Saturday, October 22, 2011

DOWN BY THE RIVERSIDE

The campus of Stevens Institute provided a playground for Hoboken kids. My alumni magazine carried an article by one of my contemporaries who did not happen to attend the Stute. His recollections of those
days matched mine. Read this story and you will see why. 10/1/2016
DOWN BY THE RIVERSIDE
My alumni magazine, The Stevens Indicator, features stories of its successful graduates that I read with a measure of pride. In recent years, its obituary column commands more of my attention than heretofore. It shocks me to see a classmates name in that dreary listing.
From time to time, an issue will include articles describing the history of the school and its founding family (dating back to Colonial days). The Stevens family pioneered the use of steam engines for both shipping and rail.
The magazine often includes articles describing the rich history of Hoboken, the city the Stevens family created. I never thought to submit one of my reminiscent stories about growing up near the campus for publication, but now it’s too late. In the Number 5, 1996 issue appears an article written by a peer, a non-graduate but fellow townsman, Edward M. Stuart, titled Campus Nostalgia: An Outsider's Perspective.
Mr. Stuart grew up in Hoboken, living in an apartment building located directly across the street from the western edge of the campus. His words echoed my own sentiments, feelings and remembrances. He captured the essence of how I felt while roaming the campus grounds and buildings. Some of his recollections were far more vivid and detailed than my own.
I wondered why our paths had not crossed while we both frolicked on the campus. We shared many, but not all the same boyhood adventures. He took short cuts by walking through some of the school’s buildings and become a pal of Rudy, the gym’s caretaker. Edwin had climbed to the top of the abandoned family homestead, Castle Stevens, to play war games. It never occurred to me to venture there.
He described with accuracy the school’s athletic field, its buildings, and its hidden mysterious paths that ran along the school’s property facing the Hudson River and overlooking the Shore Line Railroad which carried freight to and from the ocean liners berthed below. Stuart and I were like two ships that passed in the night. He lived on Sixth Street, and attended school on Tenth Street. I lived at the corner of Ninth Street, and went to grade school on Fourth Street.  We each traversed the Stevens campus to get to class, often chased by Mike, the dreaded watchman, who chased kids with the intent of doing bodily harm, a relentless but singularly unsuccessful pursuit.
The Naval V-12 training program came to Stevens in 1942, and student/sailors began to appear on campus and in town. The school converted the Castle Stevens into a dormitory to house the military students. He recalls seeing the men line up and then march in formation to dinner. I never saw such a parade. I spent my days in high school while he still pranced around the campus.
He mentions seeing the obstacle course constructed on the athletic field, designed to train the naval students. When I entered Stevens in July 1944, all civilian students were required to take the same physical training as the military. I spent hours going through the obstacle course and learning how to climb shipboard rigging from the gym floor to the oval running track above.

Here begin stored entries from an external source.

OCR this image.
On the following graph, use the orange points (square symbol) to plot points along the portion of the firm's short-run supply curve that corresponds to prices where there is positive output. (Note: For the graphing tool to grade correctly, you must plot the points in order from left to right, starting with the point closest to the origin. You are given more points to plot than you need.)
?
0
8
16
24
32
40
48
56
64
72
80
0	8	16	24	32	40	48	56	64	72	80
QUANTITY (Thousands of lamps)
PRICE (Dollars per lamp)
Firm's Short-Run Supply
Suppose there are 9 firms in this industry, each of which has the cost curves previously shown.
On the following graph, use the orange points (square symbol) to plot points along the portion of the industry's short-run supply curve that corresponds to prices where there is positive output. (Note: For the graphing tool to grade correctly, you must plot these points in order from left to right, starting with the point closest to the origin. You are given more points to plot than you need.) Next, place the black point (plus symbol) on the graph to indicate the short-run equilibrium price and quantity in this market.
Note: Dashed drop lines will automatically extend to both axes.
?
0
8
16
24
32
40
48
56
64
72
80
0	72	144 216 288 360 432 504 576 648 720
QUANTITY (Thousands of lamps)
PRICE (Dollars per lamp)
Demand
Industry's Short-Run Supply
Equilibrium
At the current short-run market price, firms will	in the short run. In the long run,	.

His article included a number of photographs of campus buildings and structures that seemed amazingly familiar to me. His description of the winter sports he played on campus with other Hoboken kids matched my own recollection. He tells of the "tall fence along Hudson Street composed of vertical iron bars topped with pointed tips that faced alternatively inward and outward," which defined my youth in so many ways. It proved a challenge, not a barrier, to the boys from my block. We would shimmy over the fence and roll large rocks down a hill into it, hoping to dislodge one of its vertical bars. If we succeeded, it would allow us to to squirm through  rather than climb over the fence to gain access to our playground. No matter how many times the school fixed one loose bar, we would loosen another one. We treated that fence with impunity.
Although Stuart did not attend Stevens, I share his golden memories of the school’s campus we used as our boyhood playground.
This particular issue of the Indicator featured the remarks given by Stevens' first Nobel Laureate, Dr. Fred Reins '39, last June when honored by the school. Entitled, Who Needs Science?, he stated that science has given humankind an unlimited frontier in an otherwise finite world.
I am proud to have attended a college that graduated people like Dr. Reins. I am equally proud that the college provided an ideal playground for some of Hoboken’s children, like Stuart and me. I am even more proud that Mike, the watchman, never managed to shoot me with his fearsome, though never seen, pepper gun. He gets all the credit for developing my amazing foot speed. I have a ribbon around here somewhere, awarded me for finishing second in a fifty-yard dash conducted on the Stevens cinder track while I was still in grade school. It is not quite on the same par as a Nobel Prize, but it is just as endearing.